I do think it’s a big issue. It’s really difficult for Scottish and regional filmmakers to make that breakthrough. We’re disadvantaged in comparison to people with direct access to the industry in London.

There’s a massive cost implication: it’s expensive to travel or go to film school in London. I went to Screen Academy Scotland and got a scholarship; I wouldn't have been able to afford to go to a school like NFTS (The National Film and Television School). It’s a shame that people from Scotland have to work a lot harder to be seen by the industry.

At the same time, that disadvantage really motivated me and Irune to do something different to stand out, and that drive is what led us to make Pikadero.

One aspect of Limbo I like is the way it explores the individual backgrounds of its characters, rather than treating refugees as a homogenous group.
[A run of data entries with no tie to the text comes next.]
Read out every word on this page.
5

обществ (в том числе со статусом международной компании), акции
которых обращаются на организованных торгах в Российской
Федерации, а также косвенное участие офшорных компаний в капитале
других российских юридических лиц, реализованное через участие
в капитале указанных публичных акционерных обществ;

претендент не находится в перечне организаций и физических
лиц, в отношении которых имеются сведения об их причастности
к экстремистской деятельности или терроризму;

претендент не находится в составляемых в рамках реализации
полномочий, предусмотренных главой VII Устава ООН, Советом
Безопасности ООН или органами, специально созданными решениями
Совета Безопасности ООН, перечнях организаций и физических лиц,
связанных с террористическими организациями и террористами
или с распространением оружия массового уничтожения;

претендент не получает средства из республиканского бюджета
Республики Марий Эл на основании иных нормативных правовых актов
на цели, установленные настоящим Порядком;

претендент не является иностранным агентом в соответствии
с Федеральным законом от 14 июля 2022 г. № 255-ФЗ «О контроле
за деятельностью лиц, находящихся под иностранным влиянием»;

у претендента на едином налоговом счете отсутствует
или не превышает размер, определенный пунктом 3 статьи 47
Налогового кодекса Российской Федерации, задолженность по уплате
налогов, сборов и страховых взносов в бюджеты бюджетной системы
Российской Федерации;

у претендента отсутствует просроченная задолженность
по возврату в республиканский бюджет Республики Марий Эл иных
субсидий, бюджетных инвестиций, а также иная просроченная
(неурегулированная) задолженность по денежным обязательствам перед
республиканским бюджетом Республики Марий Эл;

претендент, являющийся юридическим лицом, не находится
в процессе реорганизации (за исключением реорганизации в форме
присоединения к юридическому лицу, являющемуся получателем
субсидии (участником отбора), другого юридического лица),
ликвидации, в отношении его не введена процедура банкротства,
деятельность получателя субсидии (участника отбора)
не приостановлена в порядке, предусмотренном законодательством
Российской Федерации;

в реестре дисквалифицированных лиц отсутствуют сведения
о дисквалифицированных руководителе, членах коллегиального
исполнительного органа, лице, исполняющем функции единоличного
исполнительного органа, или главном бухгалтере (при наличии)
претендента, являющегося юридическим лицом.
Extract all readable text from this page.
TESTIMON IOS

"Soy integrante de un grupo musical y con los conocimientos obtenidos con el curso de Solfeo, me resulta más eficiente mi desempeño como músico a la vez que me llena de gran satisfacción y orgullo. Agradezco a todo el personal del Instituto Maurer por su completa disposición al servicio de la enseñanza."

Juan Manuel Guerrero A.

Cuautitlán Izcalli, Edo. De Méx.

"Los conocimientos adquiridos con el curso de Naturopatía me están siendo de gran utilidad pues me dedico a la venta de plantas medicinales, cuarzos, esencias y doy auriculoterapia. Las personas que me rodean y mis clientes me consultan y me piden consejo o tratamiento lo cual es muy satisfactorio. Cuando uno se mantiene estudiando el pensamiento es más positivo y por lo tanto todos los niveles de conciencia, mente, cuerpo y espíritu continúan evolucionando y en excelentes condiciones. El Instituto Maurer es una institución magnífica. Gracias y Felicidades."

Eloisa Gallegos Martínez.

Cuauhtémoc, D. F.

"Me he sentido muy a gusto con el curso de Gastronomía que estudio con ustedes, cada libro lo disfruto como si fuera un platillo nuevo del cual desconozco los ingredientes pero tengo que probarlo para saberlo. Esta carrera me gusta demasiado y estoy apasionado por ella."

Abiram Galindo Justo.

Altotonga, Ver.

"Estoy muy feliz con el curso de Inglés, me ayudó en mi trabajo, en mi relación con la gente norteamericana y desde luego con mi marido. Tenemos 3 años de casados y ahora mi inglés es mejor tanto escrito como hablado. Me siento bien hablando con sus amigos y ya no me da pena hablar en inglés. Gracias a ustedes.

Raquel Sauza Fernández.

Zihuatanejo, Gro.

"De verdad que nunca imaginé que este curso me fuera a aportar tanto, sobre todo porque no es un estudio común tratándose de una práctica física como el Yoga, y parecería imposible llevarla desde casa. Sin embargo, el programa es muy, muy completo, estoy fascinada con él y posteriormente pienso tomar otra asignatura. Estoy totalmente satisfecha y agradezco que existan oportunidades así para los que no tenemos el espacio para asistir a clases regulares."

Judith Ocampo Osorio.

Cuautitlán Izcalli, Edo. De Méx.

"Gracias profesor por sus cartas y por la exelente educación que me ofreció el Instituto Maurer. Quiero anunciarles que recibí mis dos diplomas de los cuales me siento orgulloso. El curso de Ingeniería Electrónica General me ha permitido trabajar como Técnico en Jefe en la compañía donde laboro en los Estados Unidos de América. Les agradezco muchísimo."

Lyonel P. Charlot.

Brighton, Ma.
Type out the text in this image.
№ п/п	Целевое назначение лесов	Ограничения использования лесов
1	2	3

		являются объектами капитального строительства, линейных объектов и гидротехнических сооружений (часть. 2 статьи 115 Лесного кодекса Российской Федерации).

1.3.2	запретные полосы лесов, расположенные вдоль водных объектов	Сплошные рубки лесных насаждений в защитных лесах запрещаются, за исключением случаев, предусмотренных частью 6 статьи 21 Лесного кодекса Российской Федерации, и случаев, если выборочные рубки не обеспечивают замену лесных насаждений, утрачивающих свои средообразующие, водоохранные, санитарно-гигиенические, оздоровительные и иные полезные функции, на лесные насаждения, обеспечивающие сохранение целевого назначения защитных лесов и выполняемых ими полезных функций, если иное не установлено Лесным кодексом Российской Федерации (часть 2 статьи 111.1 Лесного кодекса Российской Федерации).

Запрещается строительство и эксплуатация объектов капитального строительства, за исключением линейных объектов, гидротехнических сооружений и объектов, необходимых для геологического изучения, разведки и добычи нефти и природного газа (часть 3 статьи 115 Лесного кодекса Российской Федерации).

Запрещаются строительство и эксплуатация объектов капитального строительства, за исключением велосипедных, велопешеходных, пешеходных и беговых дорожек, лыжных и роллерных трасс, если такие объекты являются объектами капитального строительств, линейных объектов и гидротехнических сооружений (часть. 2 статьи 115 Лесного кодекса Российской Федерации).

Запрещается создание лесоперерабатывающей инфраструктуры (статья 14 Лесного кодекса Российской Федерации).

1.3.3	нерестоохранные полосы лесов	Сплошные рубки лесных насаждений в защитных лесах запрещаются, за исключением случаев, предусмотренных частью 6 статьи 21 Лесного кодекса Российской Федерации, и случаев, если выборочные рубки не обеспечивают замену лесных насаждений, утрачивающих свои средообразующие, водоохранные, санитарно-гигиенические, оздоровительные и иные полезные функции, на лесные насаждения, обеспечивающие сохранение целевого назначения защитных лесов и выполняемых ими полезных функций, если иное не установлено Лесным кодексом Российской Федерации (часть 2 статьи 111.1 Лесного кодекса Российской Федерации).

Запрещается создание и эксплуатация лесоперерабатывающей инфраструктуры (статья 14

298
Part of my process was starting with a list of things I wanted to avoid when approaching this topic: using a Western character as a vehicle, or sensationalising the subject matter. I wanted to focus on the refugee experience from a human point of view.

Then there was a huge amount of research. I spoke to people who’d been through the asylum system, and to some of my friends from Syria. There was one person in particular who I became closer with. His story really connected with what I was thinking about with Omar and the idea that he’s suffering from grief, from the loss of his former identity.

There was so much research I was consumed by it, but at some point I had to let go. Instead of writing a ‘refugee character’, I had to write someone human, whose identity isn’t connected to that refugee label.

I want to ask about the oud, the Middle Eastern instrument which Omar carries with him and which symbolises that grief you described.

The oud narrative was inspired by a real story I found, about a musician who went across the Mediterranean with his oud. I was also influenced by the use of symbolism in Iranian cinema, how you can talk about something much bigger through metaphor.

Then obviously the big issue was... Omar has to the play the oud! So Amir had 4 months of oud lessons in London, and continued those over Skype while we were filming. We also brought on an oud consultant for the shoot.

Limbo was due to premiere at Cannes before the festival was shelved. What has it been like releasing the film in lockdown?

When I started this process, Cannes was the dream, so to actually go and do that was incredible, even without the physical festival.

Then we had the physical world premiere in Toronto. It was a shame we weren’t there, but social media became this incredible tool to experience the response. It’s not ideal, but we were able to still feel that love and excitement.